I realised that Twinkle Khanna’s fictionalised account is the basis for the Hindi film Padman. Further, in the serendipitous manner of coincidences, on Jan 23, The Hindu carried a news item headlined ‘Short film set in Indian village gets Oscar nod’. The 26-minute film, Period. End of Sentence, is about local women in a village in Uttar Pradesh finding a steady income and access to feminine hygiene thanks to Muruganantham’s revolutionary low-cost sanitary pad-making machine. This is bieng directed by award-winning Iranian-American filmmaker Rayka Zehtabchi and is “a creation of The Pad Project, an organisation established by an inspired group of students at the Oakwood School in Los Angeles and their teacher, Melissa Berton.”

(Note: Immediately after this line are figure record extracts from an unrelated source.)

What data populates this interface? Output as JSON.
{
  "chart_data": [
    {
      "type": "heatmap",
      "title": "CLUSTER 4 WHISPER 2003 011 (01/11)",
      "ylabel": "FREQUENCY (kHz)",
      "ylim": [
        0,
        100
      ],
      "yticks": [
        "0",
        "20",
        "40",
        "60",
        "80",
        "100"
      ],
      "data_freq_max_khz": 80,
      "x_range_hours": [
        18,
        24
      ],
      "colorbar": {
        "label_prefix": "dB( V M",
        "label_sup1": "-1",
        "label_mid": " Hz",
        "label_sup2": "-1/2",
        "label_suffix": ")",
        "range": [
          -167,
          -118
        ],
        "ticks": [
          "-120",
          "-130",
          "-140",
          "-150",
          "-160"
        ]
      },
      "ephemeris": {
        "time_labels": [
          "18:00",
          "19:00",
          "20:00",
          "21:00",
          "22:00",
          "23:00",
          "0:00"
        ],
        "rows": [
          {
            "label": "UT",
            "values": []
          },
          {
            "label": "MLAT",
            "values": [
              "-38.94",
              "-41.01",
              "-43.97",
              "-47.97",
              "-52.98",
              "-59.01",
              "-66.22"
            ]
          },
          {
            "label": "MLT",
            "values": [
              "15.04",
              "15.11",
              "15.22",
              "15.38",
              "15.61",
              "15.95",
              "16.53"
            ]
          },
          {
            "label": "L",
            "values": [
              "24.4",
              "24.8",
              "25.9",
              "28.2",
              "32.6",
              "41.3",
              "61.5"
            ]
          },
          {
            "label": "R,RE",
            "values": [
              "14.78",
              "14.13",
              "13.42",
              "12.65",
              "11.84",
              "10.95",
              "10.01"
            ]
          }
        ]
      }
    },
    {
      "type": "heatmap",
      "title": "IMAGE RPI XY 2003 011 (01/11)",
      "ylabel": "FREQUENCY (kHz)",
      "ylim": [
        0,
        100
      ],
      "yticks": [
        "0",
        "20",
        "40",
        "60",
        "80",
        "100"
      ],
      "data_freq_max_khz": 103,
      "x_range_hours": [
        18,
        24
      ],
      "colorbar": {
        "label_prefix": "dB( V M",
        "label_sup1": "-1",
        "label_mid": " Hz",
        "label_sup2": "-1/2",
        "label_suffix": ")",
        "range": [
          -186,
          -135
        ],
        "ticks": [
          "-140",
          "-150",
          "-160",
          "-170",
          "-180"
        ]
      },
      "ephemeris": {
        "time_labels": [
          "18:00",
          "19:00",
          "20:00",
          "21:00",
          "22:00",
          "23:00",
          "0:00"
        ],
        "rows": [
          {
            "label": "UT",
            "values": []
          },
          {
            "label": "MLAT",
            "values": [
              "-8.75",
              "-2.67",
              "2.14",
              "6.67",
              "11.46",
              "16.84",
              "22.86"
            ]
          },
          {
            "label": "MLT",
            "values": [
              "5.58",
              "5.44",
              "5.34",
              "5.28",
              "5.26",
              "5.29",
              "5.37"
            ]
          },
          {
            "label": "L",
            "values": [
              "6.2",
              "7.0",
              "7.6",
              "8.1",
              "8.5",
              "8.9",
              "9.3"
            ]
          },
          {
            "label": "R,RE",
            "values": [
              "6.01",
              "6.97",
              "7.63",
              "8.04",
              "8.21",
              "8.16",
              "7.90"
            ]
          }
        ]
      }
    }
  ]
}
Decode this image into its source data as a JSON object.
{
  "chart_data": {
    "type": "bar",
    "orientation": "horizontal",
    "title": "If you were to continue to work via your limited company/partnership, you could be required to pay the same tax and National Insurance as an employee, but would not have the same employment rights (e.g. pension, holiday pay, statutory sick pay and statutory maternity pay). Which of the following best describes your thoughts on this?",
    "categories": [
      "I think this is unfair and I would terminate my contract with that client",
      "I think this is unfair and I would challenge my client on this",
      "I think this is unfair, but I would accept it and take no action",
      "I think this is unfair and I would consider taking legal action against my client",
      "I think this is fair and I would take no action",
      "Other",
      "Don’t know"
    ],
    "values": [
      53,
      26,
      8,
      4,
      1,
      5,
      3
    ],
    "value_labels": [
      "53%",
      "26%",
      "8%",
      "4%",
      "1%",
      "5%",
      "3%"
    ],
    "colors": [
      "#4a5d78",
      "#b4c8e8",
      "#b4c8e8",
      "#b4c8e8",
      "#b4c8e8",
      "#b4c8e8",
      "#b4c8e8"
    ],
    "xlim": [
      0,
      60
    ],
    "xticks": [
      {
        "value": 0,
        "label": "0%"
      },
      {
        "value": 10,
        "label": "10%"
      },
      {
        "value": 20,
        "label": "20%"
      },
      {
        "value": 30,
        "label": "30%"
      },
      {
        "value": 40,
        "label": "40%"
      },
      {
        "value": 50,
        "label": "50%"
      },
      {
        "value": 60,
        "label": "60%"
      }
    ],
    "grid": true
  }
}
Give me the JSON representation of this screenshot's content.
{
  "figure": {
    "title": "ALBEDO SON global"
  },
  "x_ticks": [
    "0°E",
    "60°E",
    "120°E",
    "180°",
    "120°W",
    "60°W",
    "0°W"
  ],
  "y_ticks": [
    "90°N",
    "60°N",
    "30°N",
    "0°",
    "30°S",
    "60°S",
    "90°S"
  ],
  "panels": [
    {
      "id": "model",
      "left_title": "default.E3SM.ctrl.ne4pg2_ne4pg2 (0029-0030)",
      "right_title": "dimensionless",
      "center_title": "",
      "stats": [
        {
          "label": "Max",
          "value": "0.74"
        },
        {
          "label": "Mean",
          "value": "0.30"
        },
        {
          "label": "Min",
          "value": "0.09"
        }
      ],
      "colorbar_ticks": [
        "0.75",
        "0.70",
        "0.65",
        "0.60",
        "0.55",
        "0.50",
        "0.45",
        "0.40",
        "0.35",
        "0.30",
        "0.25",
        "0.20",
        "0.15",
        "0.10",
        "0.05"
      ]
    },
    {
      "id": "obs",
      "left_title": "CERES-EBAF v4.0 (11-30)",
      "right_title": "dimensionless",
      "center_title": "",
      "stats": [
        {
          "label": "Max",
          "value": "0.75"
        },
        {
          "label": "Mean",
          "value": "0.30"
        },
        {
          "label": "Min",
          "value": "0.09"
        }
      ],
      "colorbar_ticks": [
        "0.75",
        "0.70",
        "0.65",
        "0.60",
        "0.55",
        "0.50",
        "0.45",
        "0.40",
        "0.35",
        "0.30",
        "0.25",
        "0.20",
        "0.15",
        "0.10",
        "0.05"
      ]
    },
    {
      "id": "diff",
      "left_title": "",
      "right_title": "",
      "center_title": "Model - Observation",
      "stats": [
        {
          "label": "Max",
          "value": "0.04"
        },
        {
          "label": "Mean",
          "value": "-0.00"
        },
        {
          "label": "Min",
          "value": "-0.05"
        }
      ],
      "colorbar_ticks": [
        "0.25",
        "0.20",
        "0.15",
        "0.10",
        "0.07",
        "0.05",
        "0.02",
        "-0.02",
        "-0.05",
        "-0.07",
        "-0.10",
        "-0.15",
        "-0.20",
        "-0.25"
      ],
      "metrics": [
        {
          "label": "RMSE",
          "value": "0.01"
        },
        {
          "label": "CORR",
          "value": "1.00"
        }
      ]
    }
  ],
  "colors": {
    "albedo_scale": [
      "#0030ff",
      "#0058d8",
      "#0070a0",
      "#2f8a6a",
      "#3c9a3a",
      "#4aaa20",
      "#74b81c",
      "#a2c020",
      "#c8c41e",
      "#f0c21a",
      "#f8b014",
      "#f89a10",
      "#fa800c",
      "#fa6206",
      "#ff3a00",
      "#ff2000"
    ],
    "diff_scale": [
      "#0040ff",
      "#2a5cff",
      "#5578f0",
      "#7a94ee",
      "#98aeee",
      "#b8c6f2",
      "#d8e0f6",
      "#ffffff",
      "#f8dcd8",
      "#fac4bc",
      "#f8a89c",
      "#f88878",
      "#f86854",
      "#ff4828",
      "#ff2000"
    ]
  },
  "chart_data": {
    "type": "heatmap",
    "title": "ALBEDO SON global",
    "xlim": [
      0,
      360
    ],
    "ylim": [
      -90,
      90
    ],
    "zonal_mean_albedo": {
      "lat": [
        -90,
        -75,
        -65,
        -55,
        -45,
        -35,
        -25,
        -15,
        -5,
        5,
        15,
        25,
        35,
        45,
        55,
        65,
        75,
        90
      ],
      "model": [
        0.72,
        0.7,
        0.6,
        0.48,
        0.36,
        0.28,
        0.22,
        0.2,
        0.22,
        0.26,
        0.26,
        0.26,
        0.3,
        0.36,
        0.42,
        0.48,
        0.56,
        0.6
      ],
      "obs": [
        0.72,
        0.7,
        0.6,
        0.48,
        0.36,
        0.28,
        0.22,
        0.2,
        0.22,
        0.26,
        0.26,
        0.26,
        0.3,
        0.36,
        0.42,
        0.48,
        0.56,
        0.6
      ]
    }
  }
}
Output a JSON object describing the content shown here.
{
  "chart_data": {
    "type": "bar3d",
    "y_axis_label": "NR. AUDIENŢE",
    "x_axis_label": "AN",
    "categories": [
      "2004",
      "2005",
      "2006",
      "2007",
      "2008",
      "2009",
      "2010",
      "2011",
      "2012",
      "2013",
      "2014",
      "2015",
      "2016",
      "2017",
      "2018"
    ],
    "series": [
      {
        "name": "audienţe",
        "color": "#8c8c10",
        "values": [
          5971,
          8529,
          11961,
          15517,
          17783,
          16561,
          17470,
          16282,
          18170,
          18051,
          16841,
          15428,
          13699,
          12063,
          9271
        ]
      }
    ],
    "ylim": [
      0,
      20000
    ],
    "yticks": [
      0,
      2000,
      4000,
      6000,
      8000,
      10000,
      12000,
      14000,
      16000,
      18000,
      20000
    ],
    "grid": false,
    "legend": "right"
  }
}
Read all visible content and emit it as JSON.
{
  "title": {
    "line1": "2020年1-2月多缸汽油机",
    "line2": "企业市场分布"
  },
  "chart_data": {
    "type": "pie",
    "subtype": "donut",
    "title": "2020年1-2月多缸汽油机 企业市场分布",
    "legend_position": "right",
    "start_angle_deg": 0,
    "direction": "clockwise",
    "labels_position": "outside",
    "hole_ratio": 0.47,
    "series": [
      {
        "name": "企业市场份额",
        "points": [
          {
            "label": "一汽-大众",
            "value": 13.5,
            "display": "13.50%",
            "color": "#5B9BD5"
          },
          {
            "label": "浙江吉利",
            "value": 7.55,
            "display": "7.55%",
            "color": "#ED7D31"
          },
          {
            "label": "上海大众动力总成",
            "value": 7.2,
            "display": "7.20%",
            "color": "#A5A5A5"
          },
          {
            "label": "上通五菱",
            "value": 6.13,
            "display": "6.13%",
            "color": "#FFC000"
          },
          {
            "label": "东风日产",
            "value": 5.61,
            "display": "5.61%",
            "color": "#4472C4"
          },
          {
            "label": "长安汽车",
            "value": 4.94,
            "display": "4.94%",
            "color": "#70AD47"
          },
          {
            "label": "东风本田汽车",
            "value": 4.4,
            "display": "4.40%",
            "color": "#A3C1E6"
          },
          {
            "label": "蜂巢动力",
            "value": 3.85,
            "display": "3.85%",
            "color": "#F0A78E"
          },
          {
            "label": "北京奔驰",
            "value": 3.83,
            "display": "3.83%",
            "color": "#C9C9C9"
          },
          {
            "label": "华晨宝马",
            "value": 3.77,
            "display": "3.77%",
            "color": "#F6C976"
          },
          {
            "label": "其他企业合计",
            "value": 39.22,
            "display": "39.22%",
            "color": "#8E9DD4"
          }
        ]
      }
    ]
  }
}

Stories inevitably lead to more stories. Twinkle Khanna has been quoted as saying her favourite book is The Little Prince (Le Petit Prince in French) by Antoine de Saint-Exupéry “because more than a children’s book, it is an allegory of love and loneliness”. This is significant because children’s books are so often not given the respect they deserve. Equally significant is her comment in a newspaper interview: “There are books that I read like A Man Called Ove by Fredrik Backman or anything by Alice Munro and bang my head on my window in despair because I cannot write like them. And then I read a whole spate of popular writers, I won’t name them, and instantly feel better about my own writing.” What she says provides an insight into her straightforward manner, decidedly one of the bright features of her writing.
Her third book is a novel. Pyjamas Are Forgiving is set in a residential ayurvedic clinic in Kerala. Although it is not as compelling as Lakshmi Prasad, it nevertheless has an authentic ring that makes it refreshing even if the love story it spins is not quite so engaging. Still, I look forward to her next book and if you haven’t yet read her, you should quickly set that record right.
As Mrs Funnybones says, quoting “one of Baba Twinkdev’s sayings: A fool walks around with his nose in the air while the wise keep theirs firmly buried in books. Happy reading!”
Indeed. Happy reading!
The columnist is a children’s writer and senior journalist.